Muscles are full of of thick and thin myofilaments – tiny fibres inside the muscle structure that overlap with one another. When you contract, or tense up, the muscle becomes shorter because the thick and thin fibres overlap more. When you stretch, the reverse happens; the overlap between the thick and thin fibres decreases, fully elongating the muscle. When the muscle is fully stretched from the inside, the connective tissue at the ends of the muscle will also begin to stretch out.
When muscles have been placed under stress or tension, particularly during contraction, they will become shorter and tighter. The purpose of stretching is to lengthen them out again.
I was taught to think of stretching your muscles like an elastic band – if you pull it all of a sudden when it’s all tight then it’ll snap, but if you gradually stretch it a little each day, then soon the whole thing will be able to stretch further. We experience pain when stretching as it’s the brain’s way of letting us know if the elastic band is about to snap.
The Benefits of a Good Stretch
Improved physical performance
A flexible joint has a greater range of motion, and requires less energy to go through that range of motion, meaning you can spend your energy on working harder (either lifting heavier or going for more repetitions).
Less Chance of Injury
There’s lots of contradictory reports and evidence about stretching and injury prevention.

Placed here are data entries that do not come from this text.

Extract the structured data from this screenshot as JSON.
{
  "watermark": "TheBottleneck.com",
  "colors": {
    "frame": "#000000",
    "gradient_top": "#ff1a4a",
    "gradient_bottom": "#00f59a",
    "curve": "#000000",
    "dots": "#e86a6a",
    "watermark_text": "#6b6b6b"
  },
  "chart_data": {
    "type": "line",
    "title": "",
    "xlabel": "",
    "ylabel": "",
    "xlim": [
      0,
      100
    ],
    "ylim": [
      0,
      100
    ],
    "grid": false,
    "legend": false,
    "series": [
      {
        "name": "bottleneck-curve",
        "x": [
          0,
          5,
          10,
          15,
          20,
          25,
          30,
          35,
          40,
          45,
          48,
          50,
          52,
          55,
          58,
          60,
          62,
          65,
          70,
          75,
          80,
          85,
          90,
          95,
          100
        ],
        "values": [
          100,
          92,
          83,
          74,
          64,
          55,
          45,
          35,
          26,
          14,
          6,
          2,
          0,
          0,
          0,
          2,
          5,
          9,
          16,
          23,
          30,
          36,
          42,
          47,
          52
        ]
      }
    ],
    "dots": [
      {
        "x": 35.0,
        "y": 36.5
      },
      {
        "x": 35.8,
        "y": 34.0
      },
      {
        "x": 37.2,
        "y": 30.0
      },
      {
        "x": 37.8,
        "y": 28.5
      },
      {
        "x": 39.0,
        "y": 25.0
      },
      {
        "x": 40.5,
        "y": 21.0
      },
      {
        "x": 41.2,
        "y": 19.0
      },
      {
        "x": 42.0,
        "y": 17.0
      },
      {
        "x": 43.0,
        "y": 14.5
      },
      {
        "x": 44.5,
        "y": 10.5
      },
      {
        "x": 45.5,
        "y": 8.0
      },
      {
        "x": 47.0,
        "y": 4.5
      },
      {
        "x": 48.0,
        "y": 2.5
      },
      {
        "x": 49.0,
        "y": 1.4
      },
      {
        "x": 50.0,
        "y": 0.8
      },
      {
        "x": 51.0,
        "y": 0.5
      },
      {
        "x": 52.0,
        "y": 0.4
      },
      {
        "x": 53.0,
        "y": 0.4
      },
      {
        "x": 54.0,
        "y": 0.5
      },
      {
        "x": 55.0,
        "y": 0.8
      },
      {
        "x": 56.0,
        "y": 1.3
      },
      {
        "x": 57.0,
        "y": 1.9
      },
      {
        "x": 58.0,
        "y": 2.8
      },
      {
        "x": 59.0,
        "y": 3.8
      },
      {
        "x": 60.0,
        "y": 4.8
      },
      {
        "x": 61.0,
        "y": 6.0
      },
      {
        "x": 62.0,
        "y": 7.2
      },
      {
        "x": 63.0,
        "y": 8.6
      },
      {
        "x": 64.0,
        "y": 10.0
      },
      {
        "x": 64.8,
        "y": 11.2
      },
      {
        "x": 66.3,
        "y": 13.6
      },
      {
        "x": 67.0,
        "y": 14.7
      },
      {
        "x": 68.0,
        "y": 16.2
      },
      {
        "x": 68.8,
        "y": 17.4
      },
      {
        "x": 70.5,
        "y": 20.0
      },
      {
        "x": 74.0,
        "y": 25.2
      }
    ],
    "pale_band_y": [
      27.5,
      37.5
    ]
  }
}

Many people debate about the best way and the best time to stretch to reduce risk of injury – some people argue that it doesn’t help at all. The way I look at it, using the elastic band analogy, is that if you walk about your daily life every day as a really tight elastic band, then it won’t take much to snap you. However if you get rid of some of that tension after exercise by stretching, and even increase your flexibility, then you’ll be a super-supple elastic band that can take on anything….sort of?
Stretching can also help to improve muscle balance and posture by re-aligning soft tissue structures. This reduces the effort it takes to maintain good posture during day-to-day activities. An all round winner!
Increased blood and nutrients to tissues
Stretching increases the temperature of muscle tissue. This stimulates blood flow, which helps nutrients to circulate and be delivered around the body. With more nutrients, the muscles and surrounding tissues are able to achieve a greater elasticity, which will improve physical performance.
So the next time you’ve finished your workout, whether you’re stepping off the treadmill or unloading the weights from the squat rack, don’t just rush off to get as much protein and BCAA’s down you as you can manage. Take the time to stretch out, push your flexibility and release some of the tension that’s been building up in your muscles.
Chances are, you’ll recover faster and you won’t be as sore the next day.